Sunday, July 17, 2011

Ellie's World

Andrew Wyeth -- Christina's World
Ever since I was a little boy I remember being entranced by Andrew Wyeth's painting, Christina's World. There was a feeling I got from looking at it that was both bittersweet and full of longing. Even today, I'm not sure what exactly that feeling was, or still is. The wheat grass is healthy, nourishing and warm. The sun is shining. There is no foreboding of danger. All is safe. And the boundaries of the world are circumscribed.

As a little boy, I didn't know by looking at the painting that Christina was handicapped, and in real life had dragged herself out into the field to get the view we see of her in the painting. I didn't perceive her limbs or pose as "twisted." This truly was her world, as she was not in a position to stray far from it. And it also came as a great shock to me when years later I saw studies Wyeth had done for the painting which showed Christina's face... the face of an old woman with many wrinkles, hardship and sadness drawn upon it.

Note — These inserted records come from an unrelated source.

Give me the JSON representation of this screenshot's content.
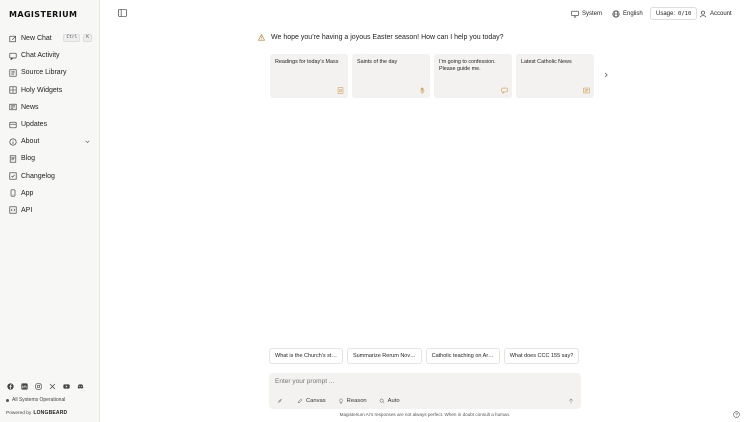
{
  "app": {
    "logo": "MAGISTERIUM"
  },
  "sidebar": {
    "items": [
      {
        "label": "New Chat",
        "icon": "edit-icon",
        "shortcut": [
          "Ctrl",
          "K"
        ]
      },
      {
        "label": "Chat Activity",
        "icon": "chat-icon"
      },
      {
        "label": "Source Library",
        "icon": "library-icon"
      },
      {
        "label": "Holy Widgets",
        "icon": "widgets-icon"
      },
      {
        "label": "News",
        "icon": "news-icon"
      },
      {
        "label": "Updates",
        "icon": "updates-icon"
      },
      {
        "label": "About",
        "icon": "info-icon"
      },
      {
        "label": "Blog",
        "icon": "blog-icon"
      },
      {
        "label": "Changelog",
        "icon": "changelog-icon"
      },
      {
        "label": "App",
        "icon": "phone-icon"
      },
      {
        "label": "API",
        "icon": "code-icon"
      }
    ],
    "socials": [
      "facebook-icon",
      "linkedin-icon",
      "instagram-icon",
      "x-icon",
      "youtube-icon",
      "discord-icon"
    ],
    "status": "All Systems Operational",
    "powered_by": "Powered by",
    "powered_brand": "LONGBEARD"
  },
  "header": {
    "theme": "System",
    "language": "English",
    "usage_label": "Usage:",
    "usage_value": "0/10",
    "account": "Account"
  },
  "main": {
    "greeting": "We hope you’re having a joyous Easter season! How can I help you today?",
    "cards": [
      {
        "text": "Readings for today’s Mass",
        "icon": "book-icon"
      },
      {
        "text": "Saints of the day",
        "icon": "hand-icon"
      },
      {
        "text": "I’m going to confession. Please guide me.",
        "icon": "speech-icon"
      },
      {
        "text": "Latest Catholic News",
        "icon": "news-icon"
      }
    ],
    "suggestions": [
      "What is the Church’s st…",
      "Summarize Rerum Nov…",
      "Catholic teaching on Ar…",
      "What does CCC 155 say?"
    ],
    "prompt": {
      "placeholder": "Enter your prompt ...",
      "tools": {
        "canvas": "Canvas",
        "reason": "Reason",
        "auto": "Auto"
      }
    },
    "disclaimer": "Magisterium AI’s responses are not always perfect. When in doubt consult a human."
  }
}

But as a child, all I saw was a youngish (because of her long black hair?) woman looking out peacefully--I wanted to believe even happily--at her world. It is a child's view of the world. Looking back now almost half a century later at how it felt to look at this painting with the eyes of a child, I can better understand the bittersweet longing I always associated with the painting. I didn't know Christina's reality at the time, but I did know my own reality. I wanted my world to be safe, warm, sunny and nourishing. And it wasn't. I thought Christina's world was, though, and I wanted her world.

Now that I know about Christina's reality, I can more accurately imagine the conflicting ideas and emotions Wyeth was trying to convey in the painting. But to this day, when I look at the painting, I still get that feeling I needed from it as a child. I tap into a feeling of being trapped by one's circumstances, yet having to find a way to embrace them anyway and accept them peacefully.

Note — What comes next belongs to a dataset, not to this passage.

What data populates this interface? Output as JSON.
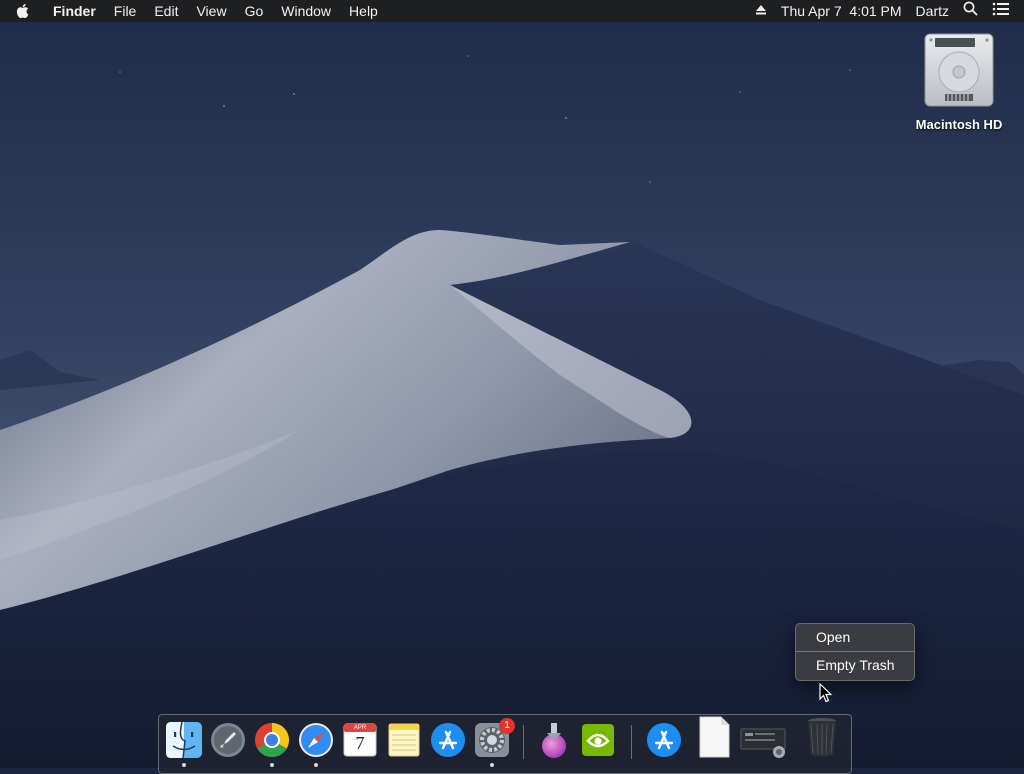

I think I have--finally--accomplished this in my life today, and am, more often than not, at peace with my world. I don't know if Christina ever peacefully embraced her world...

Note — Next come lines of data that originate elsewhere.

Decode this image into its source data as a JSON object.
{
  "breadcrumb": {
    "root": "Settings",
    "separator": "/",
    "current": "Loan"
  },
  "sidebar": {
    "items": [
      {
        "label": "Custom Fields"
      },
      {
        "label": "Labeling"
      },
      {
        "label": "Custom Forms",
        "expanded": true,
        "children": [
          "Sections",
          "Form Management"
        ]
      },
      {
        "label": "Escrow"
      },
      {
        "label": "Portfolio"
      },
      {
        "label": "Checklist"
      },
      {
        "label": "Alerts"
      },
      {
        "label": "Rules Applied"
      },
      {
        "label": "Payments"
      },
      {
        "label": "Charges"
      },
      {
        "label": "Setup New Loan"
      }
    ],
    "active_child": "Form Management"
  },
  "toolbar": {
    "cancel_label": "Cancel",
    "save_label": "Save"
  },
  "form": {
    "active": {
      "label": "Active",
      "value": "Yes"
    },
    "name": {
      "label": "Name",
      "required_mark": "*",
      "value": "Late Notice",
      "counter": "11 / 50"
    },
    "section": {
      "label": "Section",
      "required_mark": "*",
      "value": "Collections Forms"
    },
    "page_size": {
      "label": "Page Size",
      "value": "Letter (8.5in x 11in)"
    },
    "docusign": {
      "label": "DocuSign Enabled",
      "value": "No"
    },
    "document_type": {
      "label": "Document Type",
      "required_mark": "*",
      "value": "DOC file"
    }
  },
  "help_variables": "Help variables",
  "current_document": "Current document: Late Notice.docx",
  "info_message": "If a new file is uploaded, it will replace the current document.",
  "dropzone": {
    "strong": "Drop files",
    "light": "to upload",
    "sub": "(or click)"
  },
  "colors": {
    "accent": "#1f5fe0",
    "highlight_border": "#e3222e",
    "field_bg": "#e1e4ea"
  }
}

My beautiful hound dog Ellie is now twelve and arthritis is beginning to show occasionally in her movements. So when I saw her lying in a Christina-like pose surveying her own "world," I couldn't help feeling grateful that although my life has been more like Christina's reality (without the physical handicaps, though), I've been able to provide for Ellie a world that is truly more in line with my childhood dreams.